Una de las expresiones del rechazo al trío Hilberg/Arendt/Bettelheim fue la publicación por parte de Yad Vashem (el museo oficial de recuerdo del Holocausto, en Jerusalén) de un ensayo titulado Investigación histórica, o calumnia (1967).

El abismo entre intencionalistas y funcionalistas fue ensanchándose. Para los primeros, el funcionalismo peca de cierta complacencia ante el nazismo, ya que traslada muchas culpas de los cabecillas y perpetradores a una sucesión de decisiones burocráticas que fueron hinchándose como bola de nieve.

Lo cierto es que la evidencia refrenda una y otra vez la verdad intencionalista: el impulso genocida y el deseo de consumarlo estaban presentes dos décadas antes del estallido de la guerra.

Los intencionalistas más moderados opinan que Hitler había decidido el Holocausto en los años de 1930. Los más firmes sostienen que el plan de Hitler se retrotraía a 1924, si no antes. En los Juicios de Núremberg de 1945 la «Solución Final» fue presentada por la Fiscalía como parte de un plan rastreable hasta los fundamentos del Partido Nazi en 1919. Lucy Dawidowicz arguye que en ese año Hitler ya lo concebía, y que lo consumó apenas las circunstancias le fueron favorables.

Hilberg reaccionó airadamente ante la obra de Dawidowicz. En primer lugar, descalificó el hecho de que se reivindicara la dignidad de los judíos violentados por medio de ampliar la definición de «resistencia» a muchas iniciativas humanizadoras que emprendieron las víctimas. A diferencia de otros historiadores como Martin Gilbert, en ningún momento Hilberg aceptó como forma de resistencia los esfuerzos de los judíos por rescatar su propia humanidad.

En segundo lugar, Hilberg blandió la cuestión bibliográfica y enumeró veinte autores que la historiadora no había atinado a citar.

Es llamativo que Hilberg arremeta contra Dawidowicz y contra Goldhagen pero sea generoso para con el propagandista Norman Finkelstein, quien arguye que los judíos, y especialmente Israel, se aprovechan del Holocausto para beneficiarse. Salteando la afrenta, Hilberg aprobó el libro La industria del Holocausto (2000) de Finkelstein.

Del cuadro emerge que detrás del desdén de Hilberg habla su orgullo herido. Después de todo, el de Dawidowicz es un estudio monumental sobre el Holocausto donde la obra de Hilberg es mínimamente mencionada y su nombre ni aparece en la bibliografía recomendada.
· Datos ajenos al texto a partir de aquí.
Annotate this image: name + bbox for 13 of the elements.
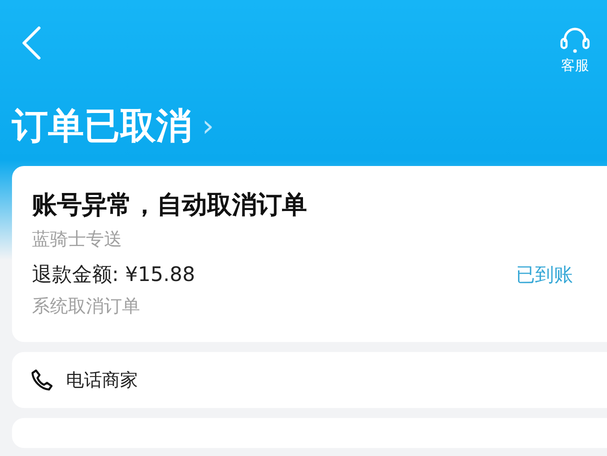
phone-icon [30,368,54,392]
call-merchant-label[interactable]: 电话商家 [66,368,138,392]
delivery-label: 蓝骑士专送 [32,228,123,251]
order-status-title: 订单已取消 [12,105,192,149]
contact-card[interactable]: 电话商家 [12,352,607,408]
refund-status[interactable]: 已到账 [516,262,573,288]
headset-icon[interactable] [559,26,591,54]
cancel-reason: 账号异常，自动取消订单 [32,189,308,221]
refund-amount: 退款金额: ¥15.88 [32,261,196,288]
customer-service-label[interactable]: 客服 [561,57,589,75]
cancel-note: 系统取消订单 [32,295,141,318]
back-icon[interactable] [20,26,42,60]
chevron-icon[interactable]: › [202,109,214,144]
Hilberg respondió dictaminando que Dawidowicz «no es tomada en serio por los historiadores» porque «se basa en fuentes secundarias y no aporta nada nuevo». Pero el motivo por el que Dawidowicz descarta a Hilberg de la bibliógrafa es claro. No se trata de que el libro de Hilberg no fuera importante y abarcador, sino que, según muestra Dawidowicz, el conocimiento de Hilberg sobre historia judía «no es igual al de su precipitada generalización sobre ella; ha perjudicado su valorable trabajo con comentarios desinformados y distorsionados sobre la conducta judía… Su bache en historia judía es particularmente notable cuando describe lo que él supone eran las funciones de la kehila -la comunidad judía organizada».

Aun con sus errores, la abarcadora obra de Hilberg sigue siendo una fuente clásica de información sobre la Shoá, si bien todo investigador del tema debe sopesarla con cautela para limar los excesos funcionalistas.